After some iterations, I came to this implementation in CCodeGenerator:
cLiteralFor: anObject
    "Return a string representing the C literal value for the given object."
    anObject isNumber
        ifTrue:
            [anObject isInteger ifTrue:
                [| printString |
                 printString := (anObject > 0
                                and: [(anObject >> anObject lowBit + 1) isPowerOfTwo
                                and: [(anObject highBit = anObject lowBit and: [anObject > 65536])
                                      or: [anObject highBit - anObject lowBit >= 4]]])
                                    ifTrue: ['0x', (anObject printStringBase: 16)]
                                    ifFalse: [anObject printString].
                ^anObject > 16r7FFFFFFFFFFFFFFF
                        ifTrue: [printString, self unsignedLong64Suffix]
                        ifFalse: [anObject > 16rFFFFFFFF
                            ifTrue: [printString,self signedLong64Suffix]
                                ifFalse: [anObject > 16r7FFFFFFF
                                ifTrue: [printString,self unsignedLong32Suffix]
                                ifFalse: [anObject < -16r80000000
                                    ifTrue: [anObject = -16r8000000000000000
                                            ifTrue: ['(-0x7FFFFFFFFFFFFFFF',self signedLong64Suffix,'-1)']
                                            ifFalse: [printString,self signedLong64Suffix]]
                                    ifFalse: [anObject = -16r80000000
                                            ifTrue: ['(-0x7FFFFFFF-1)']
                                            ifFalse: [printString]]]]]].
            anObject isFloat ifTrue:
                [^anObject printString]]
        ifFalse:
            [anObject isSymbol ifTrue:
                [^self cFunctionNameFor: anObject].
            anObject isString ifTrue:
                [^'"', (anObject copyReplaceAll: (String with: Character cr) with: '\n') , '"'].
            anObject == nil ifTrue: [^ 'null' ].
            anObject == true ifTrue: [^ '1' ].
            anObject == false ifTrue: [^ '0' ].
            anObject isCharacter ifTrue:
                [^anObject == $'
                    ifTrue: ['''\'''''] "i.e. '\''"
                    ifFalse: [anObject asString printString]]].
    self error: 'Warning: A Smalltalk literal could not be translated into a C constant: ', anObject printString.
    ^'"XXX UNTRANSLATABLE CONSTANT XXX"'


Note that the generation is all but uniform, it goes through signed, unsigned, signed, unsigned when the magnitude grows... These hacks are those reducing the number of compiler warnings and currently lead to mostly correct code (I can't remember if it was necessary to force in slang code an asUnsignedInteger here or there, or the contrary). Note that I also implemented unsignedLong32Suffix, signedLong64Suffix and unsignedLong64Suffix in the CCodeGenerator, like this:
unsignedLong64Suffix
    "Answer the suffix that should be appended to a 64bits literal in generated code."

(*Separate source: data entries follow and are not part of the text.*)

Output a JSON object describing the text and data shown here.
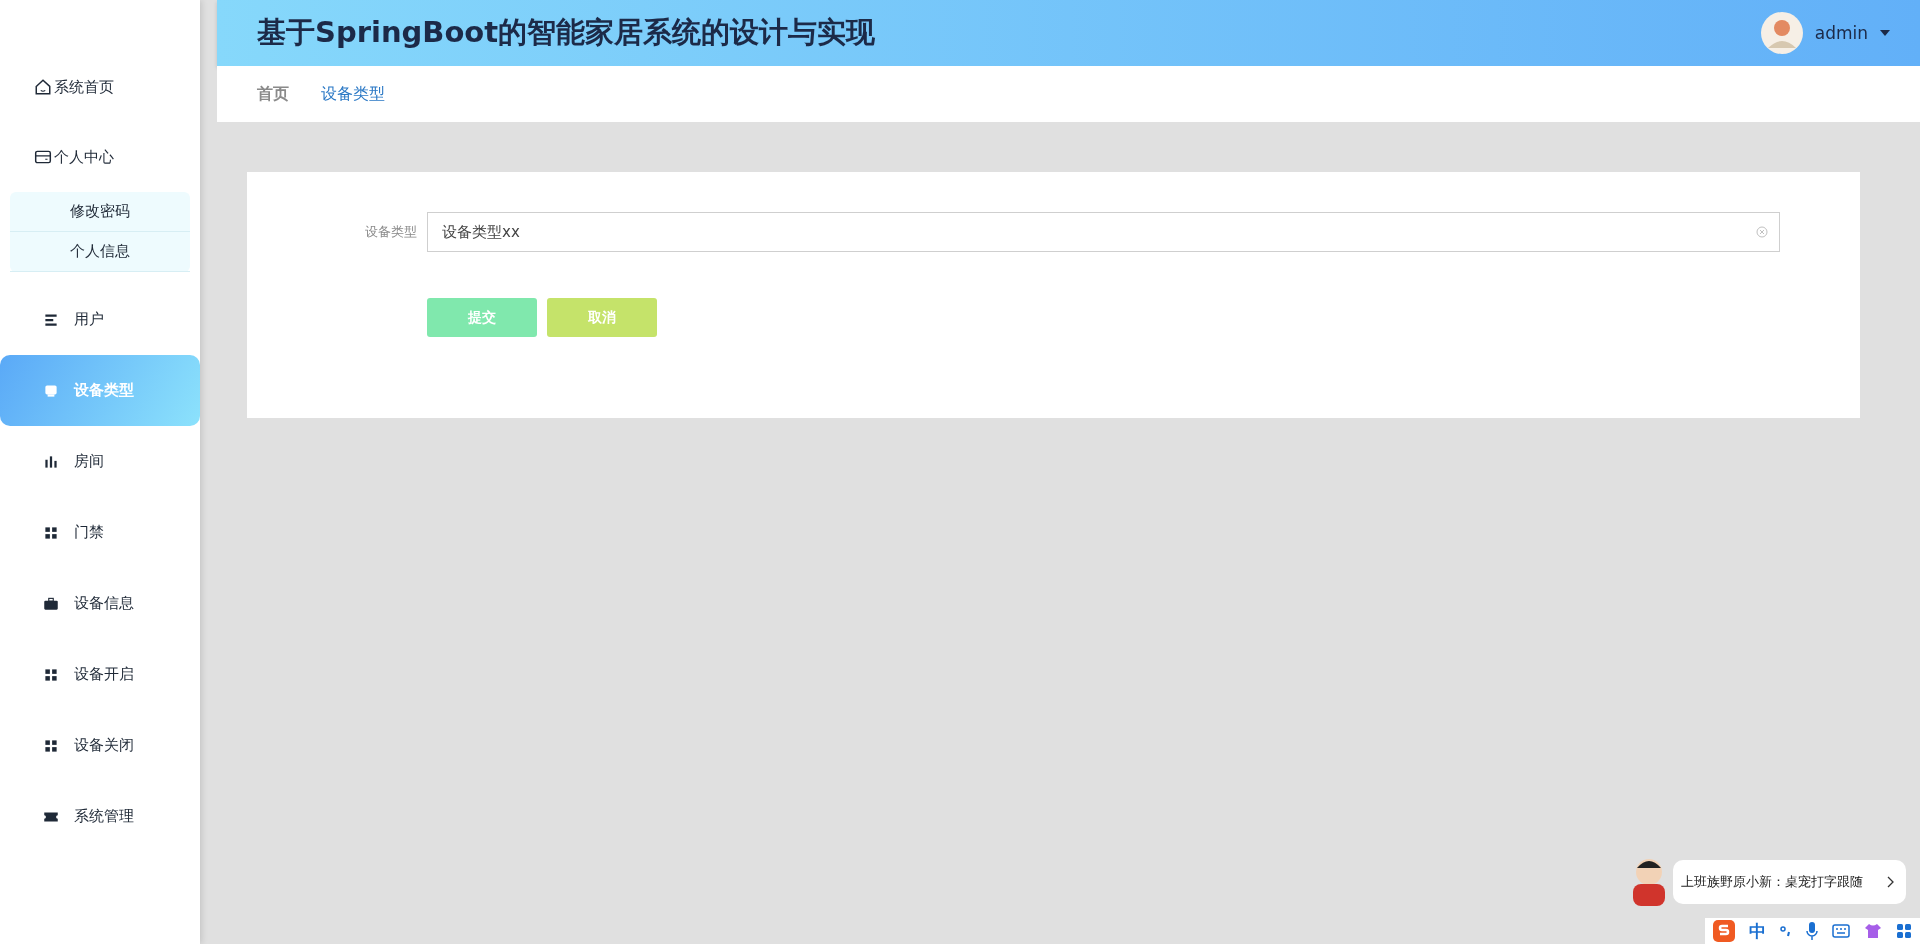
{
  "header": {
    "title": "基于SpringBoot的智能家居系统的设计与实现",
    "user": {
      "name": "admin"
    }
  },
  "sidebar": {
    "items": [
      {
        "label": "系统首页",
        "selected": false
      },
      {
        "label": "个人中心",
        "selected": false,
        "expanded": true,
        "children": [
          {
            "label": "修改密码",
            "selected": false
          },
          {
            "label": "个人信息",
            "selected": false
          }
        ]
      },
      {
        "label": "用户",
        "selected": false
      },
      {
        "label": "设备类型",
        "selected": true
      },
      {
        "label": "房间",
        "selected": false
      },
      {
        "label": "门禁",
        "selected": false
      },
      {
        "label": "设备信息",
        "selected": false
      },
      {
        "label": "设备开启",
        "selected": false
      },
      {
        "label": "设备关闭",
        "selected": false
      },
      {
        "label": "系统管理",
        "selected": false
      }
    ]
  },
  "breadcrumb": [
    {
      "label": "首页",
      "current": false
    },
    {
      "label": "设备类型",
      "current": true
    }
  ],
  "form": {
    "fields": [
      {
        "label": "设备类型",
        "value": "设备类型xx"
      }
    ],
    "buttons": [
      {
        "label": "提交",
        "kind": "submit"
      },
      {
        "label": "取消",
        "kind": "cancel"
      }
    ]
  },
  "desktop_pet": {
    "message": "上班族野原小新：桌宠打字跟随"
  },
  "ime_toolbar": {
    "mode": "中"
  }
}
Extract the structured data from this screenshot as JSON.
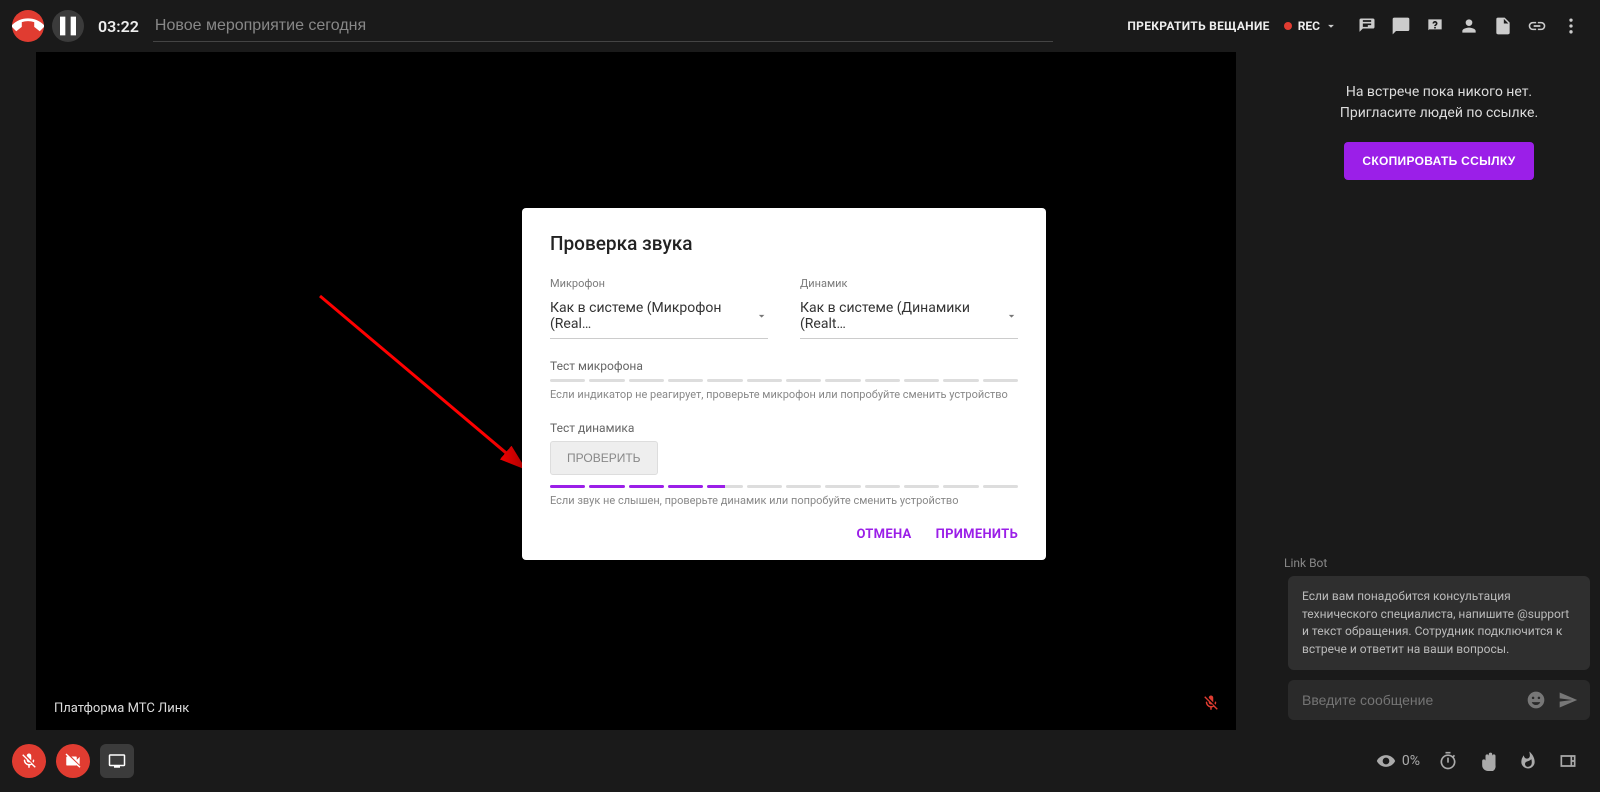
{
  "topbar": {
    "timer": "03:22",
    "title": "Новое мероприятие сегодня",
    "stop_broadcast": "ПРЕКРАТИТЬ ВЕЩАНИЕ",
    "rec": "REC"
  },
  "right": {
    "empty_line1": "На встрече пока никого нет.",
    "empty_line2": "Пригласите людей по ссылке.",
    "copy_link": "СКОПИРОВАТЬ ССЫЛКУ",
    "bot_author": "Link Bot",
    "bot_text": "Если вам понадобится консультация технического специалиста, напишите @support и текст обращения. Сотрудник подключится к встрече и ответит на ваши вопросы.",
    "chat_placeholder": "Введите сообщение"
  },
  "stage": {
    "watermark": "Платформа МТС Линк"
  },
  "bottom": {
    "visibility_pct": "0%"
  },
  "dialog": {
    "title": "Проверка звука",
    "mic_label": "Микрофон",
    "mic_value": "Как в системе (Микрофон (Real…",
    "spk_label": "Динамик",
    "spk_value": "Как в системе (Динамики (Realt…",
    "mic_test_label": "Тест микрофона",
    "mic_hint": "Если индикатор не реагирует, проверьте микрофон или попробуйте сменить устройство",
    "spk_test_label": "Тест динамика",
    "check_btn": "ПРОВЕРИТЬ",
    "spk_hint": "Если звук не слышен, проверьте динамик или попробуйте сменить устройство",
    "cancel": "ОТМЕНА",
    "apply": "ПРИМЕНИТЬ"
  }
}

    ^(self sizeOfIntegralCType: #'unsigned long') = 4
        ifTrue: ['ULL']
        ifFalse: ['UL']


The method cLiteralFor: has a sister cLiteralFor:name: which should be modified too.

So, for compiling cog and spur 32bits with LLVM 3.0 and without exotic (heretic) compiler options, one should at least fix bytecodePrimMultiply, and for 64bits spur, at least cLiteralFor: and co.

I can tell that my Spur32 and cog32 VM are working fine with these changes. Not yet the Spur64, I still can't compile it for other reasons (MacOSX SDK problems...).

As usual, all the material is published on my VMMaker branch at smalltalkhub.com NiceVMExperiments VMMaker.oscog-nice.1157, but mixed with other changes.